A justificativa do grupo era que estavam purificando o mundo. Os impuros, segundo eles, deveriam morrer e não atrapalhar ou sujar o nome do país. Sentiam-se patriotas e estavam apenas cumprindo seu dever e faziam isso em nome do bem-estar do Brasil, começando por São Paulo; aliás, estavam apenas iniciando um grande propósito. O líder ainda achava graça do que fazia, tinha enorme prazer e ainda usava o sarcasmo de uma forma repulsiva. Não foi difícil imaginar como esse homem era.
As pistas e rastros que o jornalista encontrava o aproximava ainda mais do perigo e de ser alvo do grupo. Eu ficava com o coração acelerado nessas horas. Quando ele presenciava novas brutalidades e agressões, não conseguia ter dificuldade nenhuma de imaginar as cenas de crueldades, e cada detalhe que ele observava eu também conseguia ver, parecia tão real que, se não soubesse que era fictício, diria com facilidade que algumas dessas cenas de horror eram a nossa realidade. Algumas outras lembraram-me alguns episódios que assisti da série Hannibal e filmes de suspense/terror.
O enredo tem um ritmo muito frenético e acelerado, não explora psicologicamente sobre a vida dos personagens, é mais focado no suspense e em como são as ações do grupo racista e homofóbicos do que na forma hedionda que o ser humano é capaz de fazer as coisas e no cenário de violência que presenciamos diariamente. Até gostaria que tivesse até mais páginas, explorando mais os personagens e sobre esse grupo, como começaram e como conseguiram escapar ilesos, se tinham outras pessoas de poder ajudando-os. São inúmeras questões que ficam a critério do leitor imaginar e/ou adivinhar.
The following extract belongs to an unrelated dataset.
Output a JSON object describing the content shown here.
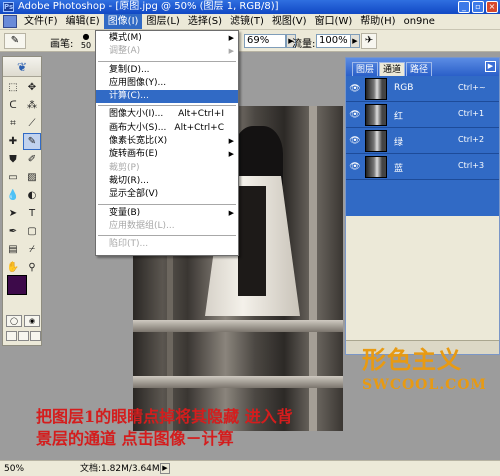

Apesar de o livro ter poucas páginas, é carregado de uma intensidade absurda e que deixava cada página mais eletrizante, tanto que só consegui largar a história após finalizá-la. Em poucas horas você consegue terminar, é aquele tipo de livro que lemos com tanta voracidade e terminamos com as últimas cenas ainda na cabeça, pensando nas possibilidades que poderiam ter sido diferentes. A única diferença entre as atrocidades e violências da nossa realidade e a do livro é que naquela lemos e imaginamos com detalhes macabros as cenas, já nesta, só ouvimos falar ou vemos as notícias e nada mais, somos poupados das minúcias.
A autora vai deixando pistas para o leitor desconfiar de pessoas que o personagem nem imaginava, e o jogo que fez para fazer o leitor desacreditar na verdade foi uma bela sacada. A autora prenunciava o final para o leitor e já o preparava com extrema tensão e revelações. Gosto muito de livros que conseguem fazer essa proeza, deixa a leitura mais intrigante e, às vezes, revoltante. Quem nunca xingou o personagem traidor ou às cenas surpreendentes?
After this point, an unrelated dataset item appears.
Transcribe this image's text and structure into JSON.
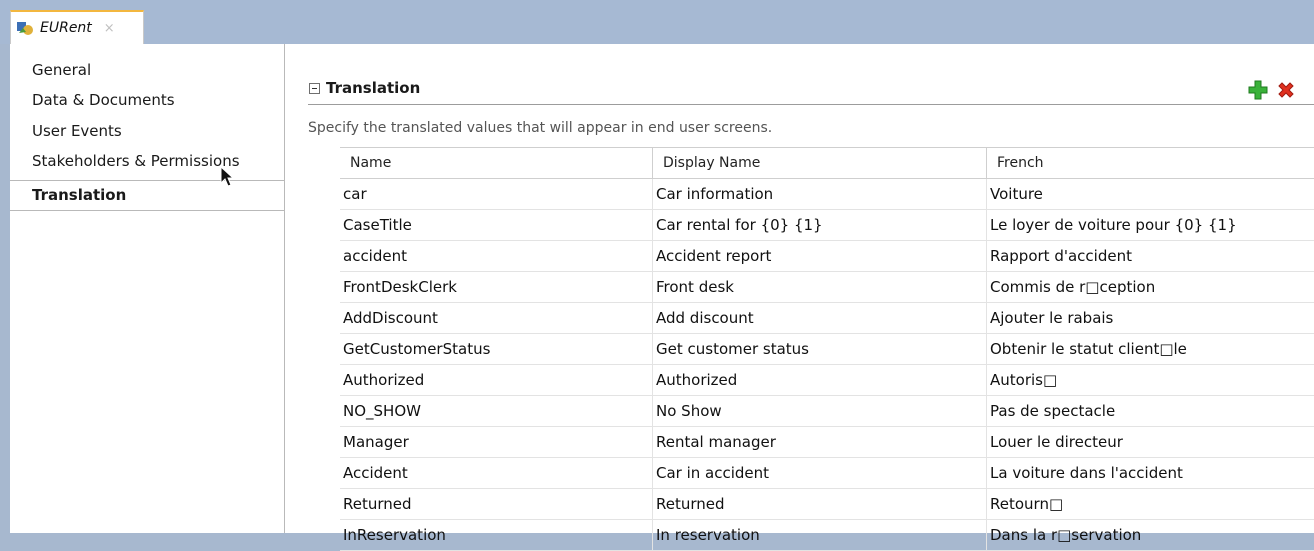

Outra questão curiosa é que não sabemos a identidade da autora, pois o nome é um pseudônimo. Mesmo com as informações na orelha do livro, fica esse mistério, sabemos apenas que é brasileira e nada mais. Se isso é uma jogada de marketing, eu não sei, mas que estou curiosa, isso posso afirmar com certeza, quem sabe eu consiga conhecer a autora um dia?
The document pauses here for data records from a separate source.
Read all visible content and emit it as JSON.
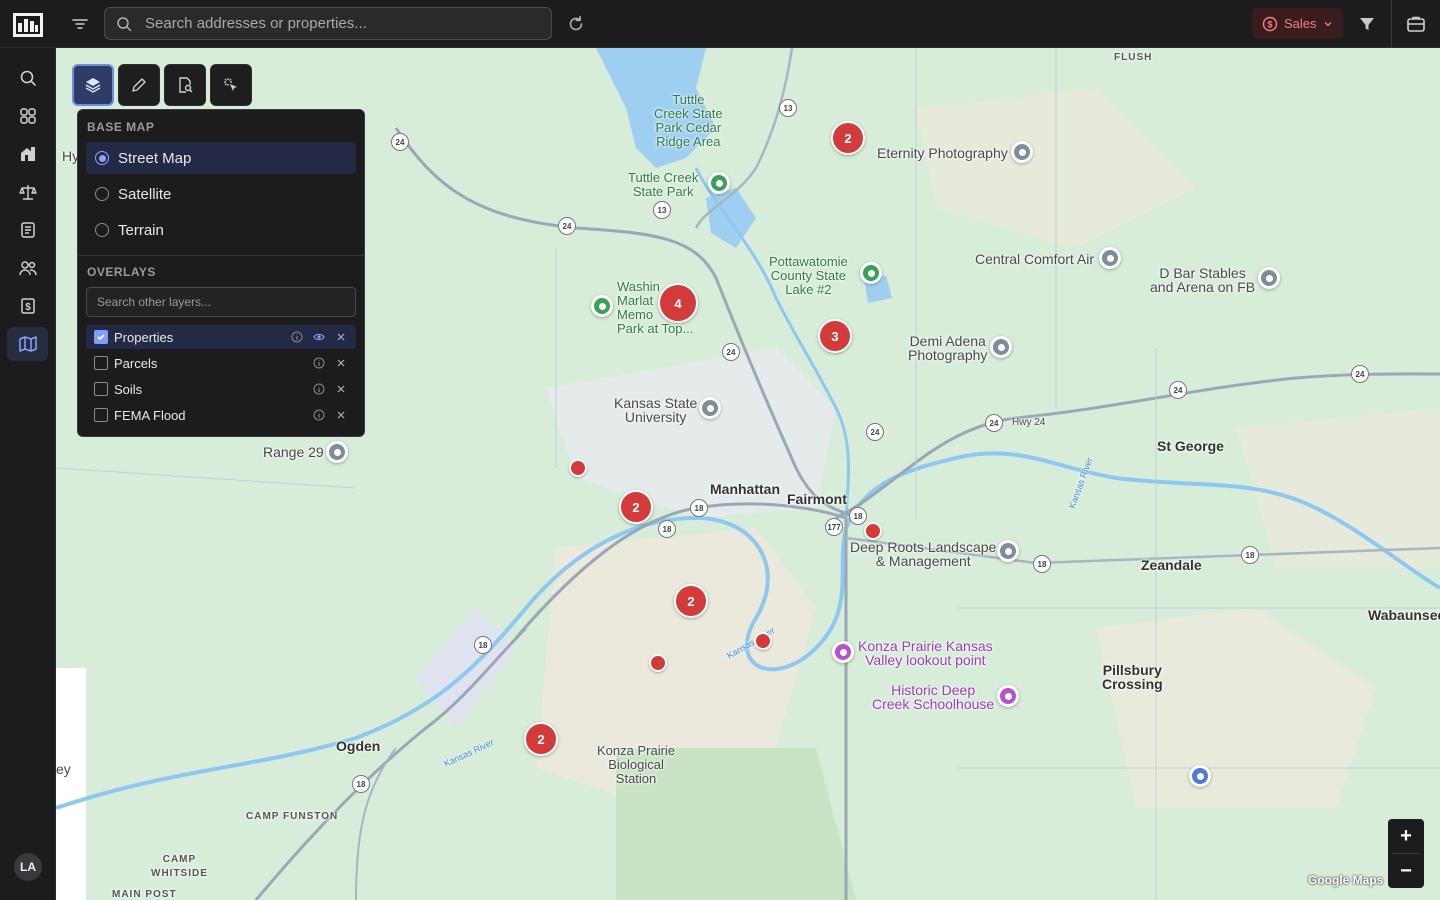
{
  "topbar": {
    "search_placeholder": "Search addresses or properties...",
    "sales_label": "Sales"
  },
  "sidebar": {
    "items": [
      "search",
      "dashboard",
      "properties",
      "legal",
      "documents",
      "contacts",
      "finance",
      "map"
    ],
    "active": "map",
    "avatar_initials": "LA"
  },
  "map_toolbar": {
    "tools": [
      "layers",
      "draw",
      "search-area",
      "select"
    ],
    "active": "layers"
  },
  "layers_panel": {
    "base_map_heading": "BASE MAP",
    "base_maps": [
      "Street Map",
      "Satellite",
      "Terrain"
    ],
    "selected_base_map": "Street Map",
    "overlays_heading": "OVERLAYS",
    "overlay_search_placeholder": "Search other layers...",
    "overlays": [
      {
        "name": "Properties",
        "checked": true
      },
      {
        "name": "Parcels",
        "checked": false
      },
      {
        "name": "Soils",
        "checked": false
      },
      {
        "name": "FEMA Flood",
        "checked": false
      }
    ]
  },
  "map": {
    "places": {
      "manhattan": "Manhattan",
      "fairmont": "Fairmont",
      "st_george": "St George",
      "zeandale": "Zeandale",
      "wabaunsee": "Wabaunsee",
      "ogden": "Ogden",
      "pillsbury": "Pillsbury\nCrossing",
      "flush": "FLUSH",
      "camp_funston": "CAMP FUNSTON",
      "camp_whitside": "CAMP\nWHITSIDE",
      "main_post": "MAIN POST",
      "range_29": "Range 29",
      "hwy24": "Hwy 24",
      "ey": "ey",
      "hy": "Hy"
    },
    "pois": {
      "tuttle_creek_park": "Tuttle\nCreek State\nPark Cedar\nRidge Area",
      "tuttle_creek_state_park": "Tuttle Creek\nState Park",
      "eternity": "Eternity Photography",
      "central_comfort": "Central Comfort Air",
      "d_bar": "D Bar Stables\nand Arena on FB",
      "pottawatomie": "Pottawatomie\nCounty State\nLake #2",
      "demi_adena": "Demi Adena\nPhotography",
      "washington_marlatt": "Washin\nMarlat\nMemo\nPark at Top...",
      "ksu": "Kansas State\nUniversity",
      "deep_roots": "Deep Roots Landscape\n& Management",
      "konza_lookout": "Konza Prairie Kansas\nValley lookout point",
      "historic_deep_creek": "Historic Deep\nCreek Schoolhouse",
      "konza_station": "Konza Prairie\nBiological\nStation"
    },
    "rivers": {
      "kansas_river_1": "Kansas River",
      "kansas_river_2": "Kansas River",
      "kansas_river_3": "Kansas River"
    },
    "route_shields": [
      "24",
      "13",
      "13",
      "24",
      "24",
      "24",
      "24",
      "24",
      "24",
      "18",
      "18",
      "177",
      "18",
      "18",
      "18",
      "18",
      "18"
    ],
    "clusters": [
      "2",
      "4",
      "3",
      "2",
      "2",
      "2"
    ],
    "attribution": "Google Maps"
  },
  "zoom": {
    "in": "+",
    "out": "−"
  },
  "colors": {
    "marker": "#d33b3b",
    "accent": "#8aa3ff",
    "sales": "#f08080"
  }
}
A Companhia das Letras, como sempre, fez um belo trabalho, a capa do Christiano Menezes está incrível e reflete a ideia do livro. A revisão da Marina Nogueira e Valquíria Della Pozza ficaram excelente e a diagramação ficou confortável e adequada ao formato do livro.
Se você gosta de histórias rápidas e que faça uma reflexão sobre a nossa realidade, não pode perder a chance de conferir Esta Terra Selvagem.